Eskiden bir otomobilin içindeki yeni nesil bir motor ya da şanzıman, teknoloji sayılırdı. O oran yüzde 78-80 idi. Aslında bu oran hiç değişmez, hep aynı aralıkta gider. Ürünlerin yeri ya da şekli değişir. Şimdi şanzıman/motorun payını yüzde 80 ile batarya aldı.

Yeni nesil araçlarda teknoloji bununla da yeterli kalmıyor. Hareket ettiği sürece ya bir şeyle bağlantılı ya da bir şeyin içerisinde. Artık “Teknoloji mi aracın içinde, araç mı teknolojinin içerisinde” konusu tartışılıyor.

İlk başladığımız dönemde bazı arkadaşlar, “başka araçlarda da internet var” demişlerdi. Doğru, ancak bizim yaptığımız farklı. Bizim akıllı cihazımız, kendi bilgisayarı ya da kullanıcı bilgisayarıyla buluta bağlanıp dış dünyayla entegre olabiliyor. Bizim eğlence sistemimiz, yanına park eden bir başka Togg’un eğlence sistemiyle iletişime geçiyorsa, izin vermiş olması halinde, kullanıcının zevkine göre müzik alışverişi yapabiliyorsa, biz başka bir şey ortaya çıkarmışız anlamına geliyor. Sonuçta “yeni nesil teknolojinin payı nedir” derseniz yüzde 80’i bulur.

BİRİNCİ YILIN HEDEFİ

Biz ilk etapta 2023 yılında 20 bin akıllı cihaz üreteceğiz. Bunun hesabını kitabını ona göre yaptık. Aslında bunun biraz altındaydı ama talep olduğunu görüyoruz, ona göre yeniden belirledik.

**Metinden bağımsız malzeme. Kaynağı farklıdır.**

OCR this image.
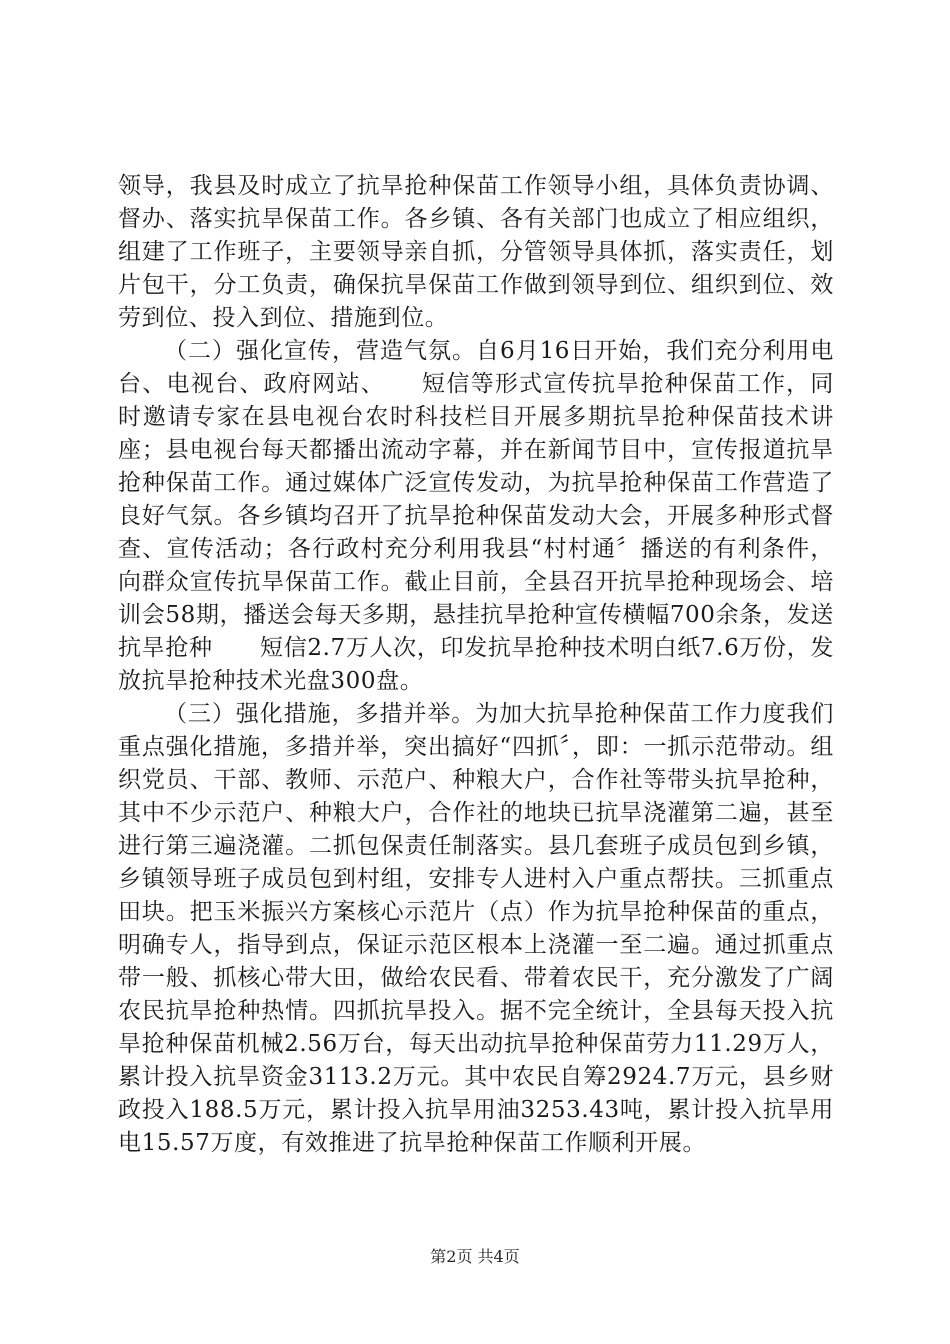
领导，我县及时成立了抗旱抢种保苗工作领导小组，具体负责协调、督办、落实抗旱保苗工作。各乡镇、各有关部门也成立了相应组织，组建了工作班子，主要领导亲自抓，分管领导具体抓，落实责任，划片包干，分工负责，确保抗旱保苗工作做到领导到位、组织到位、效劳到位、投入到位、措施到位。

（二）强化宣传，营造气氛。自6月16日开始，我们充分利用电台、电视台、政府网站、　　短信等形式宣传抗旱抢种保苗工作，同时邀请专家在县电视台农时科技栏目开展多期抗旱抢种保苗技术讲座；县电视台每天都播出流动字幕，并在新闻节目中，宣传报道抗旱抢种保苗工作。通过媒体广泛宣传发动，为抗旱抢种保苗工作营造了良好气氛。各乡镇均召开了抗旱抢种保苗发动大会，开展多种形式督查、宣传活动；各行政村充分利用我县“村村通〞播送的有利条件，向群众宣传抗旱保苗工作。截止目前，全县召开抗旱抢种现场会、培训会58期，播送会每天多期，悬挂抗旱抢种宣传横幅700余条，发送抗旱抢种　　短信2.7万人次，印发抗旱抢种技术明白纸7.6万份，发放抗旱抢种技术光盘300盘。

（三）强化措施，多措并举。为加大抗旱抢种保苗工作力度我们重点强化措施，多措并举，突出搞好“四抓〞，即：一抓示范带动。组织党员、干部、教师、示范户、种粮大户，合作社等带头抗旱抢种，其中不少示范户、种粮大户，合作社的地块已抗旱浇灌第二遍，甚至进行第三遍浇灌。二抓包保责任制落实。县几套班子成员包到乡镇，乡镇领导班子成员包到村组，安排专人进村入户重点帮扶。三抓重点田块。把玉米振兴方案核心示范片（点）作为抗旱抢种保苗的重点，明确专人，指导到点，保证示范区根本上浇灌一至二遍。通过抓重点带一般、抓核心带大田，做给农民看、带着农民干，充分激发了广阔农民抗旱抢种热情。四抓抗旱投入。据不完全统计，全县每天投入抗旱抢种保苗机械2.56万台，每天出动抗旱抢种保苗劳力11.29万人，累计投入抗旱资金3113.2万元。其中农民自筹2924.7万元，县乡财政投入188.5万元，累计投入抗旱用油3253.43吨，累计投入抗旱用电15.57万度，有效推进了抗旱抢种保苗工作顺利开展。

第2页 共4页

Gemlik’teki kapasitemiz 175 bin adet. Ancak, teknoloji dünyasında üretimi bir günden diğer güne artıramıyorsunuz. Dolayısıyla, potansiyeli maksimize ettikten ve SUV’den sonra Sedan’ı, ondan sonra diğer modelimiz XCoupe’yi getirmeyi, üretmeyi planlıyoruz. Böyle olunca, ürün çeşitlemesiyle, 100 bini rahat yakalarız.

İkinci aşamada 175 bin var. Teşvik belgesini de ona göre almıştık. O da tamamen B segmentindeki SUV’ın ve aynı zamanda ticari araç olarak da kullanılabilecek olan MPV’nin de devreye girmesiyle birlikte ulaşılacak yıllık üretim rakamımız. Bizim 15 yıllık planımızda bunların hepsi ve finansmanı öngörüldü. Geldiğimiz noktada mart sonundan itibaren 20 bin üreteceğiz. Gelecek yıl ise talebe göre ilerleyeceğiz. Biz bu konularda biraz temkinli/gerçekçi gidiyoruz. Esas sıkıntı, üstünü planlayıp, aşağıda gerçekleştirmektir. Biraz daha aşağıda tahmin yaparak ilerliyoruz.

BAYİ/SERVİS SİSTEMİ

Biz fiziksel ve dijitali birleştiriyoruz. Bunu yaparken de bir bayi organizasyonuna gitmedik. Zaten dünyada da yeni nesil araçlarda kimse bu yola gitmiyor. Artık otomobil alırken kimse hemen fiziksel alana gitmiyor. İnternette araştırma yapıp, sorularına yanıt buluyor ve satın alma sürecine yöneliyor.

Bir yandan da elektrikli araçların parçaları, klasiklere göre daha az. Diğer araçlar yılda 3-4 defa servise giderken, elektriklilerin öyle bir ihtiyacı olmuyor. Kaza yapmadığınız sürece 2 ya da 3 yılda bir servise gitmeniz yeterli olacak. Dolayısıyla bayi organizasyonunu destekleyecek bir iş modeli de yok.

Bir yandan artık internetten her şeyi alma olanağı var. Togg’da da bunu yapacağız. Ancak, almak istediğinizde Togg Store’dan, deneyim noktalarından da akıllıcı cihazlarımıza temas edebileceksiniz. Bu noktalardan Zorlu’daki şu anda aktif. Önümüzdeki dönemde İstanbul’da Anadolu yakasında 1 mekan daha açacağız. Gemlik Kampüsümüz ve Ankara’da birer adet deneyim noktası açılacak. Bu yolla tüm Türkiye’ye yayacağız. Bunların da farklı büyüklükleri olacak.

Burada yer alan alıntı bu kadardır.